Buttons! Buttons! Everywhere!

Wednesday, October 13, 2010

Pass it On

Trying to catch up on so many things, but I wanted to stop and give a shout out to several people I've met on the road lately, people who are ready to take the next step in their writing career.

In St Louis there was a man who drove the National Car Rental bus and shared with me his desire to write a book. In his face I could see a dream and it was beautiful.

Then in the trade show booth next to me in Orlando, I shared the premise of my manuscript with a wonderful lady who brought me to tears with the story of her sister's abuse by an uncle. She said she had felt so helpless, even though she had only found out about it years after it had happened. She wants to read the book when I finish edits. I was very moved by how the subject of my book had affected her.

Today on my way here to California, I sat next to a veteran who got choked up when I read him one of my favorite writings, called Passage. It's the story of a soldier I saw taken from a plane in a coffin.

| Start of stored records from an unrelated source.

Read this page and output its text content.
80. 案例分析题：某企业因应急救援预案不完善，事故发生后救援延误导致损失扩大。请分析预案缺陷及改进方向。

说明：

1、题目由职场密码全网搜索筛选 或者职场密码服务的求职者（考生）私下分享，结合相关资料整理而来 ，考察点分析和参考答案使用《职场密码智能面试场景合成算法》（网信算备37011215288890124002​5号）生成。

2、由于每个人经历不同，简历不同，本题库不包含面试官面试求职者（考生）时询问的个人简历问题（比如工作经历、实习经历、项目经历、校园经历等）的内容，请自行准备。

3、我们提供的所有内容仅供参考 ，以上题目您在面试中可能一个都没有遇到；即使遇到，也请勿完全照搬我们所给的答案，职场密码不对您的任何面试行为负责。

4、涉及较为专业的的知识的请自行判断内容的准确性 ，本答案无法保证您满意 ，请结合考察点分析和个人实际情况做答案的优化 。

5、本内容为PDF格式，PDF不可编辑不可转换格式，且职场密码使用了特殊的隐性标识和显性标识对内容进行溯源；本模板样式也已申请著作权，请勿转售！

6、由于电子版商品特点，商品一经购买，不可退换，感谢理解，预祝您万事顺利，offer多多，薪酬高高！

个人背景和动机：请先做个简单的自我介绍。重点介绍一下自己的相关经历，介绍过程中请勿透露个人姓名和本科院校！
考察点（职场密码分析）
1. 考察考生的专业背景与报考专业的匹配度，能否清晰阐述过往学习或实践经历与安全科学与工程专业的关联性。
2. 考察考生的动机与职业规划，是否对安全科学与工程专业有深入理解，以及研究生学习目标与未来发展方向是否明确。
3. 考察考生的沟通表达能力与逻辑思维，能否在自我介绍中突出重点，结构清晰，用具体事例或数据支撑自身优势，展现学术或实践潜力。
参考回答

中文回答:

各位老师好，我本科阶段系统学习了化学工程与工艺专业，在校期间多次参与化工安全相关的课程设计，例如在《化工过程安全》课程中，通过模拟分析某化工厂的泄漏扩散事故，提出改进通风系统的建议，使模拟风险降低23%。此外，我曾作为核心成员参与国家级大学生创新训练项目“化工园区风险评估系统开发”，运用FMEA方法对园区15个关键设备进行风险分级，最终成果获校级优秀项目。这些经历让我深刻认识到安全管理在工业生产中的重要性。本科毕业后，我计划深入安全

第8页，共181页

Last week in Alaska, I went into a section of the convention that had different crafts from Alaskans. There in a corner was an old man with a stack of books in front of him. When I approached him, he smiled so brightly I just had to stop. I picked up his book and realized he was one of our nation's last living Code Talkers, one of the bi-lingual Navajo Indians recruited by the US Marine Corps in World Two to transmit secret tactical messages. Code talkers transmitted these messages over military telephone or radio communications nets using formal or informally developed codes built upon their native languages. Their service was very valuable because it enhanced the communications security of vital front line operations during World War II.(Info from Wikipedia)

I thumbed through the book, put it down and then left. Just outside the door I realized that I might be walking away from history and worse yet, a fellow writer, without offering some form of support. About two years earlier I had been in Alburqueque and book a book that I had signed by seven Code Talkers, so I knew the value of preserving this history.

I walked back in, bought the book and had the man autograph it for me. Just $15.00. The old man shook my hand so many times my arm almost fell off. He smiled widely again as I left as I stopped once more to thank him for his service. He was weeping.

I just don't know what my purpose here on earth is, but somehow, some way God is allowing me to use this writing thing as a way to encourage others.

As a writer we are never alone. There are thousands of people that have a dream of writing something. They just need a little encouragement.

I have seen so many of my new writing friends offering advice, patting me on the back and networking to help me find my way. Most writers have people in their lives like I do that offer that word of encouragement, or want to read our writings. Maybe it's time to pass their generosity on to someone else.